Level 1 Checklist

When a client reaches out to us, the checklist below is where we start for all organizations. Based on the response to the first two questions, we'll go deeper into the types of data that are stored which almost always involves PII in the form of name, email and phone number for CRM purposes. The second questions also facilitates a conversation around the technical systems that need to be secured.

Almost every company we work with is different based on their region, industry, subsector, and services they provide. Regardless of this diversity, we've crafted template polices and procedures that you can use as a starting point to go on your compliance journey.
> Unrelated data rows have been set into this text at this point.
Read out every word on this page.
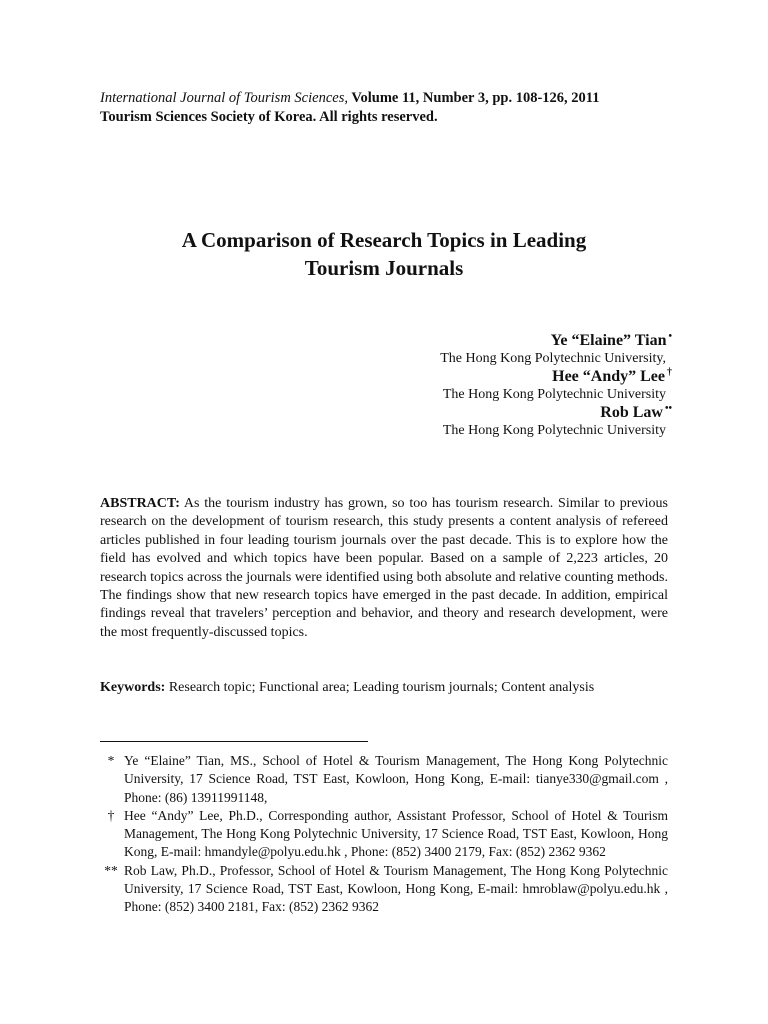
International Journal of Tourism Sciences, Volume 11, Number 3, pp. 108-126, 2011
Tourism Sciences Society of Korea. All rights reserved.
A Comparison of Research Topics in Leading
Tourism Journals
Ye “Elaine” Tian •
The Hong Kong Polytechnic University,
Hee “Andy” Lee †
The Hong Kong Polytechnic University
Rob Law ••
The Hong Kong Polytechnic University
ABSTRACT: As the tourism industry has grown, so too has tourism research. Similar to previous research on the development of tourism research, this study presents a content analysis of refereed articles published in four leading tourism journals over the past decade. This is to explore how the field has evolved and which topics have been popular. Based on a sample of 2,223 articles, 20 research topics across the journals were identified using both absolute and relative counting methods. The findings show that new research topics have emerged in the past decade. In addition, empirical findings reveal that travelers’ perception and behavior, and theory and research development, were the most frequently-discussed topics.
Keywords: Research topic; Functional area; Leading tourism journals; Content analysis
* Ye “Elaine” Tian, MS., School of Hotel & Tourism Management, The Hong Kong Polytechnic University, 17 Science Road, TST East, Kowloon, Hong Kong, E-mail: tianye330@gmail.com , Phone: (86) 13911991148,
† Hee “Andy” Lee, Ph.D., Corresponding author, Assistant Professor, School of Hotel & Tourism Management, The Hong Kong Polytechnic University, 17 Science Road, TST East, Kowloon, Hong Kong, E-mail: hmandyle@polyu.edu.hk , Phone: (852) 3400 2179, Fax: (852) 2362 9362
** Rob Law, Ph.D., Professor, School of Hotel & Tourism Management, The Hong Kong Polytechnic University, 17 Science Road, TST East, Kowloon, Hong Kong, E-mail: hmroblaw@polyu.edu.hk , Phone: (852) 3400 2181, Fax: (852) 2362 9362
However, If you choose to use these templates without any consulting agreement with us, they come without any type of warranty per our license.
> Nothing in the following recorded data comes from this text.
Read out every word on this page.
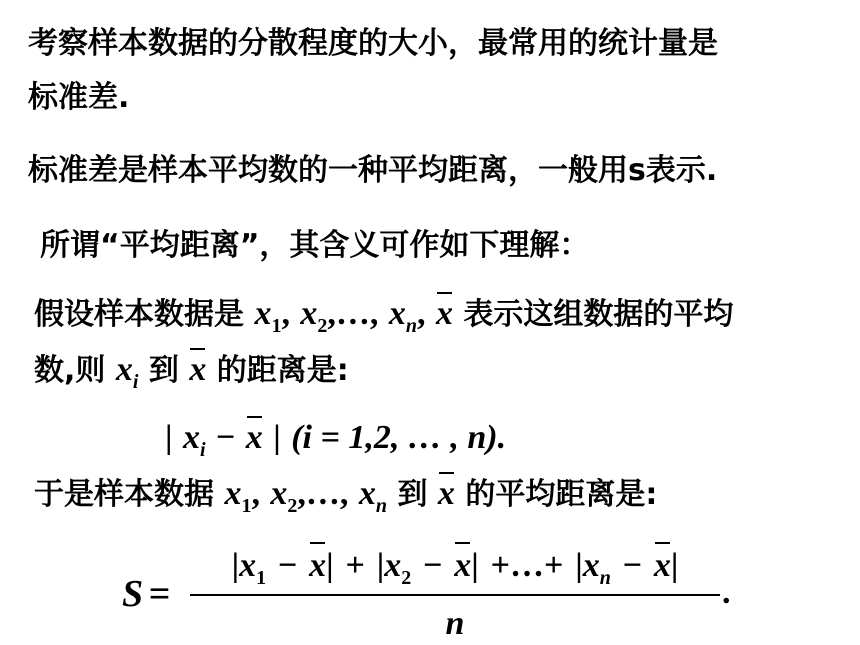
考察样本数据的分散程度的大小，最常用的统计量是
标准差.
标准差是样本平均数的一种平均距离，一般用s表示.
所谓“平均距离”，其含义可作如下理解：
假设样本数据是 $x_1$, $x_2,\dots$, $x_n$, x 表示这组数据的平均
数,则 $x_i$ 到 x 的距离是:
| $x_i - x$ | (i = 1,2, … , n).
于是样本数据 $x_1$, $x_2,\dots$, $x_n$ 到 x 的平均距离是:
S =
$|x_1 - x| + |x_2 - x|$ +…+ $|x_n - x|$
n
.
• Identify regulations that apply to your industry and subsector
• Identify all information flow to determine the technical systems that need to be secured
• Enable MFA for all technical systems
• identify region/industry specific employee management regulations and define informal onboarding and offboarding procedures to increases process consistency and regulatory compliance
• identify and link to guides concerning accounting procedures to follow based on your region/industry
• define and test informal system backup and recovery procedures
• If you have a website, add a privacy policy indicating how you can/will use your client's data.

This entire process typically takes one or two days of effort spread over the course of a week to achieve, and the outcome is a significantly securer company that is protecting not only their employee and client interests, but also their own.